Length of Buy-To-Let Ownership | Average CGT Bill Before April 2022 | Average CGT Bill Starting April 2024 | Change (%) | Change (£) |
Less than 5 years | £9,410 | £10,298 | 9% | £888 |
6-10 years | £11,274 | £11,895 | 6% | £621 |
11-15 years | £13,645 | £13,928 | 2% | £283 |
16-20 years | £12,394 | £12,855 | 4% | £461 |
More than 20 years | £20,761 | £20,027 | -4% | -£734 |
Overall Average | £12,449 | £12,903 | 4% | £454 |
The Slowing Rate of Rent Increases
Last month, the rate at which rent prices increased showed signs of slowing down. In February, rents for newly leased homes in Great Britain went up by 7.1% compared to the previous year, which is less than the 8.3% increase in January and significantly lower than the 12.0% peak in August 2023.
Although rent prices are still outpacing inflation, their rapid growth has slowed somewhat due to more properties being available for lease. This means that tenants moving into a new place now would pay about £87 more each month, which amounts to £1,044 more annually than they would have last year.
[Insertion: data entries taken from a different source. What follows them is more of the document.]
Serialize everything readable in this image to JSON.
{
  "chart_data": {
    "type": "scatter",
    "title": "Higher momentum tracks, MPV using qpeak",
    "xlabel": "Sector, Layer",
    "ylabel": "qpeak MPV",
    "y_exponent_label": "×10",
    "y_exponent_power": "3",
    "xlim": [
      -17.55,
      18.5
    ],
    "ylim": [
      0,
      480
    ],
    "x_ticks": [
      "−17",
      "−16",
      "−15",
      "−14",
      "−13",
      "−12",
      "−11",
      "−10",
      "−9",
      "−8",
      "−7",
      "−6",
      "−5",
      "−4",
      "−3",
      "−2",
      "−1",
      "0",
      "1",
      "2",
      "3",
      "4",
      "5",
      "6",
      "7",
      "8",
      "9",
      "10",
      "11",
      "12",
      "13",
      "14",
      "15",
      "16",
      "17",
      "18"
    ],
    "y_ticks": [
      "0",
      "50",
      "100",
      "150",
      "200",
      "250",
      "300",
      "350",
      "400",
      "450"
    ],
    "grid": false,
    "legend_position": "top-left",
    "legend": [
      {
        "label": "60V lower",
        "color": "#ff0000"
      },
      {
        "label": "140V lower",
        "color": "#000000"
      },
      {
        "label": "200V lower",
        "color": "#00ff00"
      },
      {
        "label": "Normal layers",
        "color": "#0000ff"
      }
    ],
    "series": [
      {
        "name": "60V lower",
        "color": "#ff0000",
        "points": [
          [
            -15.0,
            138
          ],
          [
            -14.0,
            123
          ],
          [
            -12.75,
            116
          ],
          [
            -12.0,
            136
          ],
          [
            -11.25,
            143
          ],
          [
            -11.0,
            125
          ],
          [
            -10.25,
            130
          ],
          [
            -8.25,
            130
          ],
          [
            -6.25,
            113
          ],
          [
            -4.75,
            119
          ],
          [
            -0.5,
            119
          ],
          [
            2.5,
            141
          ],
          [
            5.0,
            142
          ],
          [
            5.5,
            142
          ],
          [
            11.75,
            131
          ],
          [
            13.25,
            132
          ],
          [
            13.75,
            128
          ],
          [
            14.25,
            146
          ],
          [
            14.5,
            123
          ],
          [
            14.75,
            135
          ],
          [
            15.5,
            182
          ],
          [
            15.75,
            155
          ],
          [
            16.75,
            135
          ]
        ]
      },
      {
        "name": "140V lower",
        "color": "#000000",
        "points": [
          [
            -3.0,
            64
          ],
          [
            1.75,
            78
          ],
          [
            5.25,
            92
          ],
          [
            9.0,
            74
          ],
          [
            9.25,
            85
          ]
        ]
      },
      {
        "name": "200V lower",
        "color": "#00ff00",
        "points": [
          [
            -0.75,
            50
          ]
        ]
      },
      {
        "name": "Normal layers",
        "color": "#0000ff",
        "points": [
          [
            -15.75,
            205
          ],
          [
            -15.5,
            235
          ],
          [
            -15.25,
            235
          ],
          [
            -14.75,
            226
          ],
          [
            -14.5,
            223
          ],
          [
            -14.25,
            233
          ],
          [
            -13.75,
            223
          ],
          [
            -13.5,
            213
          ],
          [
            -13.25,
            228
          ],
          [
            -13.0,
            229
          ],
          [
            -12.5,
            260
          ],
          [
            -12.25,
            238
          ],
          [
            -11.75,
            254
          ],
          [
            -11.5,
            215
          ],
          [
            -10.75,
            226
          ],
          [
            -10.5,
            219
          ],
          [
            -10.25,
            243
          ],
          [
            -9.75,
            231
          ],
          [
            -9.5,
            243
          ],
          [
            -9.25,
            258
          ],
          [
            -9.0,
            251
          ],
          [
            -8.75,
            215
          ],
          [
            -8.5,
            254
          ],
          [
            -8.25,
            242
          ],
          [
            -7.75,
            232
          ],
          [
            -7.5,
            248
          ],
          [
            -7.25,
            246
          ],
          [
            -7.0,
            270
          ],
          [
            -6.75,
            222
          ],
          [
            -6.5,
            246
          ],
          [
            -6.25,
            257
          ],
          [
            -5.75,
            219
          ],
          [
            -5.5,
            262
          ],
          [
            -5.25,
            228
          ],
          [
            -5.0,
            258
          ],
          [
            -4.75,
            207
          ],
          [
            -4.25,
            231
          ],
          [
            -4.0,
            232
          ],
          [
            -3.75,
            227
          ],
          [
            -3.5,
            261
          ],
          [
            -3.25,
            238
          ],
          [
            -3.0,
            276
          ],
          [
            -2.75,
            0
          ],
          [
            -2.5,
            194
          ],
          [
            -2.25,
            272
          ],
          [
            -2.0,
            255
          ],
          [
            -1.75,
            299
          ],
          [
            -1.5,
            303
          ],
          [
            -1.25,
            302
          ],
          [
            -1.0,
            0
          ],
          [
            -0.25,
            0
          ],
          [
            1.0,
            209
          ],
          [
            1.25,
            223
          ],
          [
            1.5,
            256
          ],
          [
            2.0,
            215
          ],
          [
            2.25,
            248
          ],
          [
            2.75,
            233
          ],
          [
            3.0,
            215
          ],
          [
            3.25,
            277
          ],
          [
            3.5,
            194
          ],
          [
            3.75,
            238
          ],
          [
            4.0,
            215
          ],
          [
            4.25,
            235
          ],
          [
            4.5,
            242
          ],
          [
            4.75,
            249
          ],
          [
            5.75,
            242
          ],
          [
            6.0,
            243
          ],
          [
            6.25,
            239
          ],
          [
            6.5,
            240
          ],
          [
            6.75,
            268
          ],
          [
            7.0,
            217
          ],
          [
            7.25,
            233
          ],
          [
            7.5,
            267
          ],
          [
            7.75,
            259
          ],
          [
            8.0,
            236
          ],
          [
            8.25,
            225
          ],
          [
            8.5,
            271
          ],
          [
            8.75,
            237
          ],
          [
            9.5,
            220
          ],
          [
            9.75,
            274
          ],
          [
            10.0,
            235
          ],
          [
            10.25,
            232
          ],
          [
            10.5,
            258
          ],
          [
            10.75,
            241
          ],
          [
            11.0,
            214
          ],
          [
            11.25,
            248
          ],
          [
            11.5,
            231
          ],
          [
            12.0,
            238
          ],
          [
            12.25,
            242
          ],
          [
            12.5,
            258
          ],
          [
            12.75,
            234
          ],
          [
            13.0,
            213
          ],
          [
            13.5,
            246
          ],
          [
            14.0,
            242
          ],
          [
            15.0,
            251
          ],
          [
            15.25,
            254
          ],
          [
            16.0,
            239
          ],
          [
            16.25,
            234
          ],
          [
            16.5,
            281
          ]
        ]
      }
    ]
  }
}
One reason for this slowdown is that rental properties are staying on the market longer, not necessarily because of an increase in landlord acquisitions. In fact, compared to February 2019, there’s still a 41% reduction in the number of rental homes available.
In Scotland, rental prices have seen the most significant increase, with an 11.0% rise in the cost of newly leased properties, showing that landlords are adjusting rents to reflect current market rates. Both Scotland and the East of England are still experiencing rent growth in the double digits.
Beveridge added that while rent growth is slowing, tenants are still under financial pressure, and landlords who have to refinance may find some relief in the lower mortgage rates of 2024 compared to those who refinanced last year. This is helping to bring some balance to the financial situation for landlords with mortgages.